My first three weeks in Thailand were unforgettable, but by that point I’d become fed up with the slightly seedy nature of much of Koh Samui, and it was then that myself and my fellow travellers decided to move on together.
It really is testament to how easy it is to travel alone in Asia, and how quickly you become accustomed to living in a more basic way.
It was perfectly normal, for example, that during my last couple of months (I was in Thailand and Malaysia for 9 months) I stayed in a wonderful 100 Baht a night bungalow (about £1.30 at the time).
|Thai fishing boats at sunset.|
It had no fan, certainly no aircon, shared squat toilets, one cold outside shower and typically ‘relaxed’ staff who would or wouldn’t make you breakfast, depending on whether they felt like it or not. It might sound like hell to you, but to me it was perfect – they restaurant and surrounding bungalows were set on the top of an enormous cliff, right on the edge which probably wasn’t very safe, but gave the most amazing views at sunrise.
There, I met four fantastic girls and a guy who were all travelling alone, from Japan, Australia and America. Mellissa the Aussie, who was fiercely independent, had been travelling for nine months in to Laos, Cambodia and Vietnam, and Hazuki from Chicago had been teaching English in Korea for a year.
Will, from somewhere in deepest darkest Wales, had been in Thailand for a couple of months. Now, one year later he's trotting around Indonesia, according to his regular but uninformative emails.
Talking to all the group and sharing experiences, we all felt really positive about travelling alone. It gives you more freedom to do what you want to do when you want to do it, plus you meet people in a similar situation wherever you go, and often end up travelling on with them if you’re going in the same direction.
|Doi Suthep Temple|
Mellissa and I ended up travelling to the other side of the country together and doing a live-aboard SCUBA diving trip around the gorgeous Similian Islands where we saw Whale Sharks, Manta Rays and Tiger Sharks amongst other colourful equatic life.

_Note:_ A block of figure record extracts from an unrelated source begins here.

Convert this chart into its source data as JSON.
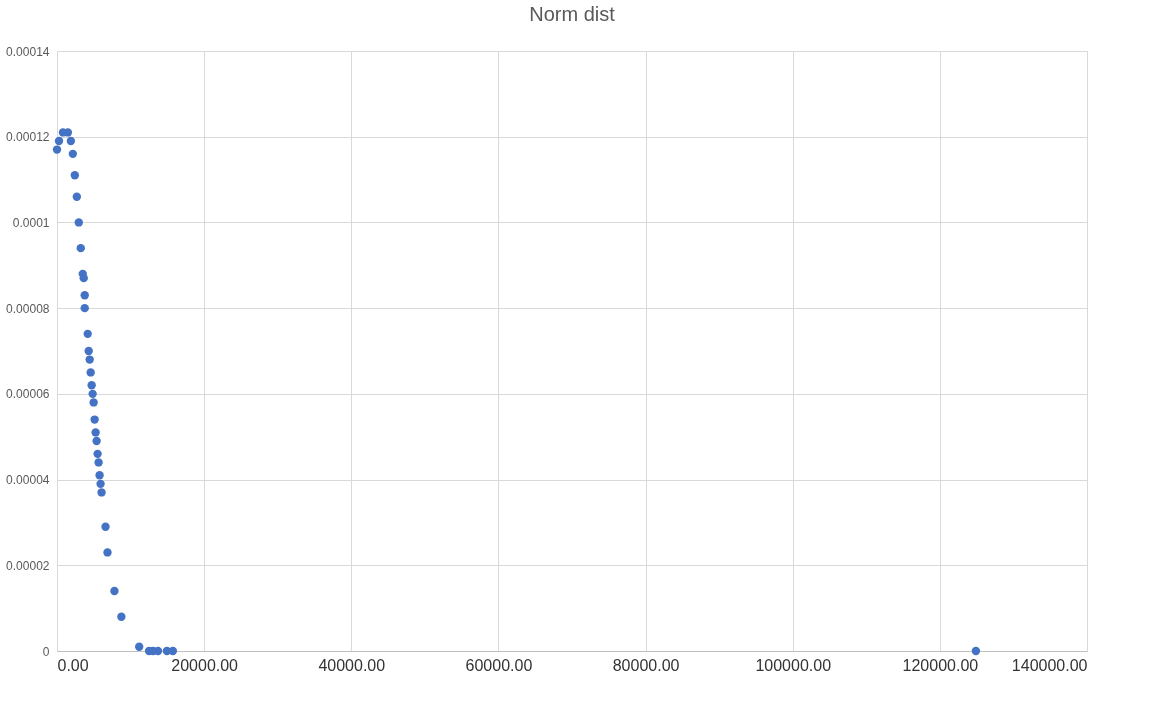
{
  "chart_data": {
    "type": "scatter",
    "title": "Norm dist",
    "x": [
      0,
      270,
      810,
      1480,
      1885,
      2154,
      2423,
      2692,
      2961,
      3230,
      3500,
      3634,
      3769,
      3769,
      4173,
      4307,
      4442,
      4577,
      4711,
      4846,
      4980,
      5115,
      5250,
      5384,
      5519,
      5653,
      5788,
      5923,
      6057,
      6596,
      6865,
      7807,
      8749,
      11172,
      12518,
      13057,
      13730,
      14941,
      15749,
      124900
    ],
    "series": [
      {
        "color": "#4472c4",
        "values": [
          0.000117,
          0.000119,
          0.000121,
          0.000121,
          0.000119,
          0.000116,
          0.000111,
          0.000106,
          0.0001,
          9.4e-05,
          8.8e-05,
          8.7e-05,
          8.3e-05,
          8e-05,
          7.4e-05,
          7e-05,
          6.8e-05,
          6.5e-05,
          6.2e-05,
          6e-05,
          5.8e-05,
          5.4e-05,
          5.1e-05,
          4.9e-05,
          4.6e-05,
          4.4e-05,
          4.1e-05,
          3.9e-05,
          3.7e-05,
          2.9e-05,
          2.3e-05,
          1.4e-05,
          8e-06,
          1e-06,
          0,
          0,
          0,
          0,
          0,
          0
        ]
      }
    ],
    "xlim": [
      0,
      140000
    ],
    "xticks": [
      {
        "value": 0,
        "label": "0.00"
      },
      {
        "value": 20000,
        "label": "20000.00"
      },
      {
        "value": 40000,
        "label": "40000.00"
      },
      {
        "value": 60000,
        "label": "60000.00"
      },
      {
        "value": 80000,
        "label": "80000.00"
      },
      {
        "value": 100000,
        "label": "100000.00"
      },
      {
        "value": 120000,
        "label": "120000.00"
      },
      {
        "value": 140000,
        "label": "140000.00"
      }
    ],
    "ylim": [
      0,
      0.00014
    ],
    "yticks": [
      {
        "value": 0,
        "label": "0"
      },
      {
        "value": 2e-05,
        "label": "0.00002"
      },
      {
        "value": 4e-05,
        "label": "0.00004"
      },
      {
        "value": 6e-05,
        "label": "0.00006"
      },
      {
        "value": 8e-05,
        "label": "0.00008"
      },
      {
        "value": 0.0001,
        "label": "0.0001"
      },
      {
        "value": 0.00012,
        "label": "0.00012"
      },
      {
        "value": 0.00014,
        "label": "0.00014"
      }
    ],
    "grid": true,
    "marker": "circle"
  }
}
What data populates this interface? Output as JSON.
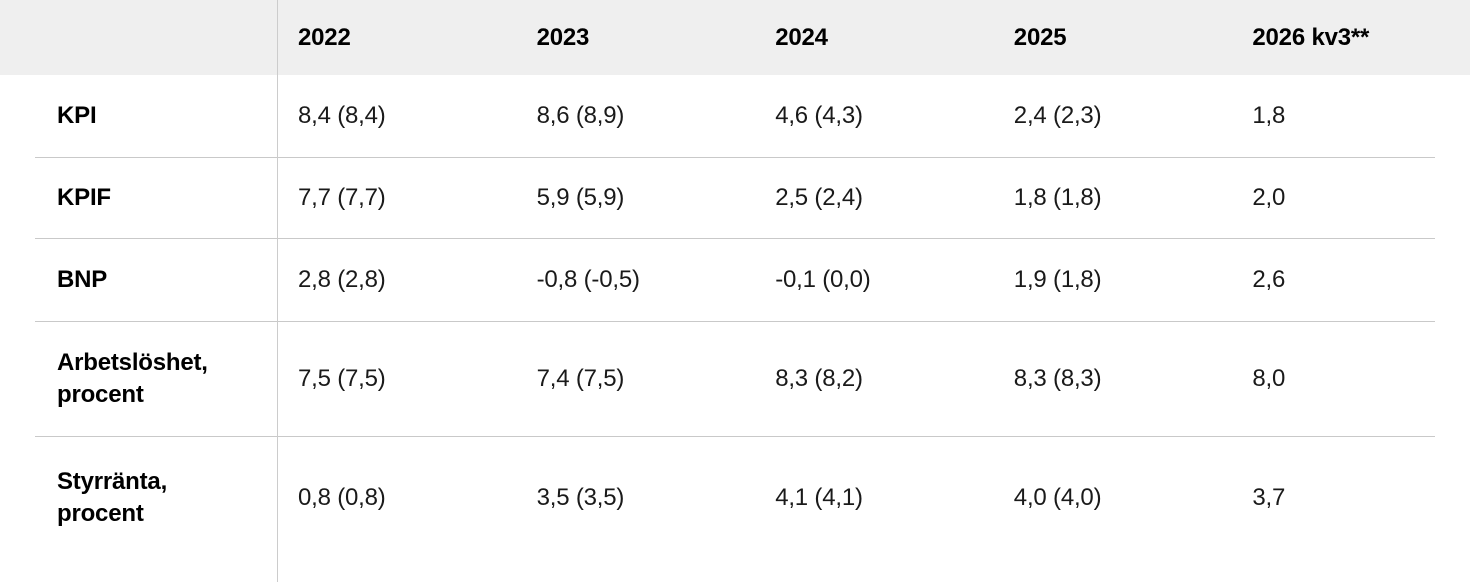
{
  "table": {
    "columns": [
      "",
      "2022",
      "2023",
      "2024",
      "2025",
      "2026 kv3**"
    ],
    "rows": [
      {
        "label": "KPI",
        "values": [
          "8,4 (8,4)",
          "8,6 (8,9)",
          "4,6 (4,3)",
          "2,4 (2,3)",
          "1,8"
        ]
      },
      {
        "label": "KPIF",
        "values": [
          "7,7 (7,7)",
          "5,9 (5,9)",
          "2,5 (2,4)",
          "1,8 (1,8)",
          "2,0"
        ]
      },
      {
        "label": "BNP",
        "values": [
          "2,8 (2,8)",
          "-0,8 (-0,5)",
          "-0,1 (0,0)",
          "1,9 (1,8)",
          "2,6"
        ]
      },
      {
        "label": "Arbetslöshet, procent",
        "values": [
          "7,5 (7,5)",
          "7,4 (7,5)",
          "8,3 (8,2)",
          "8,3 (8,3)",
          "8,0"
        ]
      },
      {
        "label": "Styrränta, procent",
        "values": [
          "0,8 (0,8)",
          "3,5 (3,5)",
          "4,1 (4,1)",
          "4,0 (4,0)",
          "3,7"
        ]
      }
    ],
    "colors": {
      "header_background": "#efefef",
      "divider": "#c9c9c9",
      "text": "#1a1a1a"
    }
  }
}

Anyone who is considering travelling but is nervous about going alone, should bear in mind that there are thousands of people in a similar situation, plus everyone tends to be more relaxed and accommodating.
In my experience, a bit of common sense and general awareness is all you will need to ensure your safety in Asia.
From a strictly female perspective, I can also assure you that CHIVALRY IS NOT DEAD and I found there were always friendly, trustworthy lads to help you with your rucksack if you’re struggling!
Oh, and I didn’t miss the nail varnish.